Junior Software Engineer (Web Scraping)

Job description

Daltix is a fast-growing, successful, data-driven start-up from Belgium with offices in Boom, Ghent and Lisbon. We are bringing real-time insights to the world of retail. How we are doing that? We have developed a set of tools to gather, process and analyze retail data and to bring this all together in our data platform we offer to our clients. So far, we have had great success in doing so. That’s why today Daltix serves customers such as Makro, Lidl, Dreamland, Jumbo, Greenyard,, Unilever and others.


Sign me up! No wait... What will I be doing?

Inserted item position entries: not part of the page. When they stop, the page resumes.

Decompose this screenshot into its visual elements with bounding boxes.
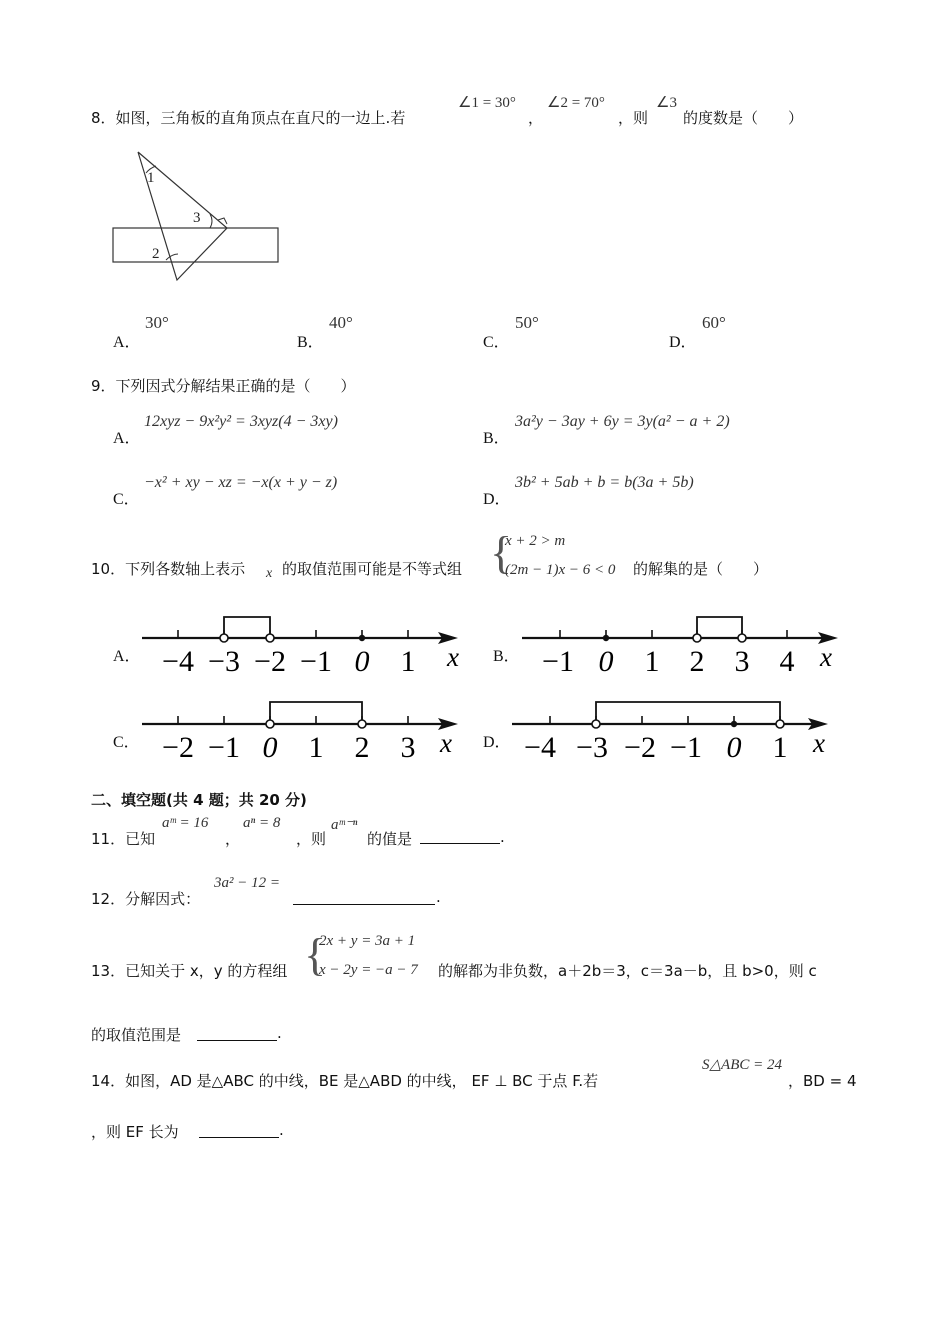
q10-stem-mid: 的取值范围可能是不等式组: [282, 560, 463, 578]
q13-system-brace: {: [304, 929, 327, 980]
q11-prefix: 11．已知: [91, 830, 156, 848]
open-endpoint: [738, 634, 746, 642]
angle2-arc: [166, 254, 178, 260]
axis-var: x: [820, 642, 832, 672]
q10-axis-b-letter: B．: [493, 648, 520, 665]
tick-label: 1: [400, 645, 416, 678]
q14-area: S△ABC = 24: [702, 1057, 782, 1073]
tick-label: 1: [644, 645, 660, 678]
q10-line2: (2m − 1)x − 6 < 0: [505, 562, 616, 578]
tick-label: 2: [354, 731, 370, 764]
open-endpoint: [358, 720, 366, 728]
q13-prefix: 13．已知关于 x，y 的方程组: [91, 962, 288, 980]
q11-sep: ，: [225, 830, 241, 848]
ruler-rect: [113, 228, 278, 262]
q8-figure: [100, 140, 300, 290]
open-endpoint: [266, 634, 274, 642]
tick-label: −4: [524, 731, 556, 764]
tick-label: 0: [354, 645, 370, 678]
q13-suffix: 的解都为非负数，a＋2b＝3，c＝3a－b，且 b>0，则 c: [438, 962, 817, 980]
section2-title: 二、填空题(共 4 题；共 20 分): [91, 791, 307, 809]
q10-stem-prefix: 10．下列各数轴上表示: [91, 560, 246, 578]
tick-label: −2: [162, 731, 194, 764]
q13-line1: 2x + y = 3a + 1: [319, 933, 416, 949]
q10-line1: x + 2 > m: [505, 533, 566, 549]
q13-line-b: 的取值范围是: [91, 1026, 182, 1044]
q8-option-b-value: 40°: [329, 313, 353, 332]
q10-axis-b: [520, 608, 850, 683]
tick-label: −1: [300, 645, 332, 678]
tick-label: −3: [208, 645, 240, 678]
q14-answer-blank[interactable]: [199, 1123, 279, 1142]
q8-stem-suffix: 的度数是（ ）: [683, 109, 804, 127]
tick-label: 1: [308, 731, 324, 764]
q8-angle2: ∠2 = 70°: [547, 95, 605, 111]
open-endpoint: [266, 720, 274, 728]
tick-label: −2: [254, 645, 286, 678]
open-endpoint: [693, 634, 701, 642]
tick-label: 3: [400, 731, 416, 764]
q8-angle3: ∠3: [656, 95, 677, 111]
tick-label: 2: [689, 645, 705, 678]
tick-label: 1: [772, 731, 788, 764]
q10-axis-a: [140, 608, 470, 683]
q8-option-d-value: 60°: [702, 313, 726, 332]
axis-var: x: [813, 728, 825, 758]
tick-label: 0: [262, 731, 278, 764]
q14-text2: ，则 EF 长为: [91, 1123, 179, 1141]
q13-end: .: [277, 1024, 282, 1042]
q11-expr1: aᵐ = 16: [162, 815, 209, 831]
origin-dot: [731, 721, 737, 727]
origin-dot: [359, 635, 365, 641]
q10-axis-c-letter: C．: [113, 734, 140, 751]
q11-answer-blank[interactable]: [420, 829, 500, 848]
q14-bd: ，BD = 4: [788, 1072, 857, 1090]
q11-mid: ，则: [296, 830, 327, 848]
fig-label-2: 2: [152, 246, 160, 262]
q9-option-c-expr: −x² + xy − xz = −x(x + y − z): [144, 474, 338, 491]
q8-option-a-letter: A．: [113, 334, 141, 351]
q12-expr: 3a² − 12 =: [214, 875, 280, 891]
range-bracket: [697, 617, 742, 634]
q8-angle1: ∠1 = 30°: [458, 95, 516, 111]
q11-end: .: [500, 828, 505, 846]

We are looking for a talented Junior Software Engineer (Web Scraping) who is excited to help build and maintain the distributed data collection system (the heart of our business, literally) in our office in Lisbon. As such, you would have the opportunity to be in the front-lines, facing massive (but interesting!) challenges as we try to scrape all retail data available. We are a data-driven company which collects and processes more than 600GB of raw data (HTML) daily. We leverage big data technologies such as Serverless, Spark on AWS EMR to crunch these volumes of data and make it queryable.

 

In this role you will ensure that our data collection engine, which consists of distributed web crawlers, is state of the art and ahead of our competition. You will ensure that we can scrape any webshop, no matter the ban-detection that has been put in place. Next to that it will be important that the proper monitoring tools are in place. We are currently scraping 60 sites and your goal is to at least triple that without losing completeness and quality. 


Your typical tasks:

  • Developing & maintaining web crawlers using Python & JavaScript.
  • Design & developing internal tools and frameworks.
  • Design & develop tools to automate testing & QA.
  • Building & maintaining distributed data collection systems on AWS.
  • Guarantee data integrity and quality by extending our logging, monitoring and outlier detection systems.

About the Stack:

  • This distributed system is made on top of Amazon Web Services and uses Serverless architectures where possible, with Python & Javascript being the main programming languages used.
  • As Daltix scales from 50+ websites to 200+ websites (which it scrapes multiple times per day!) it has to invest in orchestration technologies such as Kubernetes as well as logging & monitoring solutions to keep an overview at scale.

Requirements

Why you're the one, we are dying to meet:

  • You have wide-knowledge of computer engineering (e.g through a CS masters, home projects, ...).
  • You have strong programming experience with one or more languages: Python (preferred), Javascript, C#, Java, Scala, C/C++,...
  • You have a good understanding of REST API's, databases and SQL
  • You have experience in Linux command-line
  • Knowledge of the AWS stack is nice to have
  • You are fluent in spoken and written English
  • You have excellent problem-solving capabilities and a critical mindset
  • You are passionate about software engineering
  • You get energy from working in a highly complex and challenging startup environment with a high tech product
  • You are based in Lisbon (Portugal) or willing to relocate

If you still need more convincing…

  • We are a young, entrepreneurial and fast-growing company; you will have the unique opportunity to shape our future and have a positive impact on our clients’ business

  • You will be offered a competitive wage in a talented, international team of top-notch experts

  • Flexible work arrangements with a lot of autonomy in what you do and where you do it, and home office -  We trust you to know your schedule and work when you feel most productive

  • You will be able to participate in relevant trainings to stay at the top of this field. Be part of an interesting and dynamic start-up and enjoy the scaling process.

  • An open company culture where we play as hard as we work

  • A cosy office in the heart of Lisbon

  • Health Insurance coverage

  • Fresh fruit, snacks, tea and coffee on the house

  • Occasional drinks and team events

  • You’ll get the chance to meet and work with industry professionals and help lift the company to the next level

Join us on the path to becoming the Google of retail and change the way retailers and suppliers work.